Elisabeth Walther-Bense was a German semiotician. She also worked as a publicist, editor, and translator.

== Biography ==
=== Early life and education ===
Walther-Bense was born on 10 August 1922 in Oberweißbach, Thuringia, Germany. In 1950, She earned her doctorate at the Stuttgart Institute of Technology under Max Bense, where she wrote her dissertation Die Rolle der Logik von Port Royal in der Frühgeschichte der exakten Wissenschaften.

=== Career ===
Walther-Bense taught at the Stuttgart Institute of Technology (from 1967, the University of Stuttgart) from 1956 to 1983. She was the first woman to hold a professorship at the University's Department of Systematic Philosophy. Along with her husband Bense, she also taught at the Ulm School of Design and the Escola Superior de Desenho Industrial at UERJ.

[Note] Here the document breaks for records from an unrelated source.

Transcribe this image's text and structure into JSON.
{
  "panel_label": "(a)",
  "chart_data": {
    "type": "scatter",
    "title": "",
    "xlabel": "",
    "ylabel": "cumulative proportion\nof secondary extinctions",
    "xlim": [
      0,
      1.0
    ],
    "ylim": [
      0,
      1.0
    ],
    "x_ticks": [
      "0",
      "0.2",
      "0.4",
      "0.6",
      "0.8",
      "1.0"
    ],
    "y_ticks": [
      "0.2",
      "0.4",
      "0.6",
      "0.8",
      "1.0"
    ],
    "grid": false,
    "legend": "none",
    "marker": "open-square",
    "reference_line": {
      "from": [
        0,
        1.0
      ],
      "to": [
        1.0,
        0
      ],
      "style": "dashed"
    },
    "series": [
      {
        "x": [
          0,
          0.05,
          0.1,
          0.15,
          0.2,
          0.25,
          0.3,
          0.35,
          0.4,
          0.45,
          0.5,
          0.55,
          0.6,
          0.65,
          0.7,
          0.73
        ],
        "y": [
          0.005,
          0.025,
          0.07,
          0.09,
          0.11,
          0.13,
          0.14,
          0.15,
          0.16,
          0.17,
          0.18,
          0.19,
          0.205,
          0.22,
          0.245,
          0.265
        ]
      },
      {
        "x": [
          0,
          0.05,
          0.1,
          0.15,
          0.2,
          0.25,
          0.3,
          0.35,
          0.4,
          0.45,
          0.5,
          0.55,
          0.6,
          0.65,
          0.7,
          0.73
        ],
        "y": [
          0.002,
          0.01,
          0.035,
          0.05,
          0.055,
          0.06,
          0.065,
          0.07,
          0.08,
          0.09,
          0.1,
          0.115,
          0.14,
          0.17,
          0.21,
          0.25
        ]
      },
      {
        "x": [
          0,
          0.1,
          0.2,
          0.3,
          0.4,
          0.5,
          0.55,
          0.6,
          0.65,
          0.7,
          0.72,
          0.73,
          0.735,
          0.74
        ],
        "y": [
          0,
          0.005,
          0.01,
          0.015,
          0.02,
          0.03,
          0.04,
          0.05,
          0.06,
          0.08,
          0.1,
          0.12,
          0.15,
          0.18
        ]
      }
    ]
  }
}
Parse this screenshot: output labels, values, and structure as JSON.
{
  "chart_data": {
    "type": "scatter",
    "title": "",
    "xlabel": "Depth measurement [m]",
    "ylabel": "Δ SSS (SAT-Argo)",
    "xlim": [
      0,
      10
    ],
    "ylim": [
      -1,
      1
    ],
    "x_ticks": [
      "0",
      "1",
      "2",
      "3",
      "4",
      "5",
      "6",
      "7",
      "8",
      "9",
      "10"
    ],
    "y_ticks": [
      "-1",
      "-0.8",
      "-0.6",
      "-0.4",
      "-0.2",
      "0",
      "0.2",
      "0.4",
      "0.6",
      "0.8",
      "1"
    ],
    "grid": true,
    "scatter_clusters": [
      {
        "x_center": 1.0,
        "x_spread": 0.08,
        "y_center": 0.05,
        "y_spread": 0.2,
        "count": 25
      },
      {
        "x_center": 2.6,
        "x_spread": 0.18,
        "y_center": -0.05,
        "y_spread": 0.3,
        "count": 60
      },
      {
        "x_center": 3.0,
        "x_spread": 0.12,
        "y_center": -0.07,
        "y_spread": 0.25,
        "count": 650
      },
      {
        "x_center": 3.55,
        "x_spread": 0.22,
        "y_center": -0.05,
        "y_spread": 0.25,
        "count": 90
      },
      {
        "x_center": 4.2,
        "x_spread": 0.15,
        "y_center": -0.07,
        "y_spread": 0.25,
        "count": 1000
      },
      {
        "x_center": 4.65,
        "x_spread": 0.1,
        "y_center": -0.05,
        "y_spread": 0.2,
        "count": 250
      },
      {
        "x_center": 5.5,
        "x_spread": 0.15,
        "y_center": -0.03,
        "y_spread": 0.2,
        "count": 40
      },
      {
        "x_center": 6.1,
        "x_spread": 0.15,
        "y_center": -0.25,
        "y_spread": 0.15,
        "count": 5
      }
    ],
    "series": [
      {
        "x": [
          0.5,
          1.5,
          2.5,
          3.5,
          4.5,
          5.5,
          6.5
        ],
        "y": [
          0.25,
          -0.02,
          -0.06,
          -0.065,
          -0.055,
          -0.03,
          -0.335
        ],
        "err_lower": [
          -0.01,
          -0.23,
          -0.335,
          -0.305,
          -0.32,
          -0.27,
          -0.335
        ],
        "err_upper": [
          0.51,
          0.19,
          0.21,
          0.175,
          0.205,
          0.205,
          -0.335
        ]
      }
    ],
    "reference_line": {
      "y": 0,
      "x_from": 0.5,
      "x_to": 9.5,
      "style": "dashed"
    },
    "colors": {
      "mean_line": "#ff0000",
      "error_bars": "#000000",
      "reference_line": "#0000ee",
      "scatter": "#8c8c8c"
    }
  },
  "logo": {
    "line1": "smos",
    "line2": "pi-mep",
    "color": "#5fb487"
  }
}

She was a significant co-contributor with Bense to work on art, design, and semiotics as influenced by information and control systems theory emerging at the time, and documented much of his work in Germany and Brazil.

Walther-Bense was the editor of the journal Augenblick (1955-1960), co-editor of Rot (1960-90) and co-editor of Semiosis (1976-1990), which she co-founded with Bense.

=== Personal life ===
Walther married her employer and colleague Bense in 1988.

== Major works ==
With Bense, she co-authored Wörterbuch der Semiotik in 1973. Her 1974 work Allgemeine Zeichenlehre helped to make Charles Sanders Peirce's work accessible in Germany. She later published Charles Sanders Peirce Leben und Werk in 1989.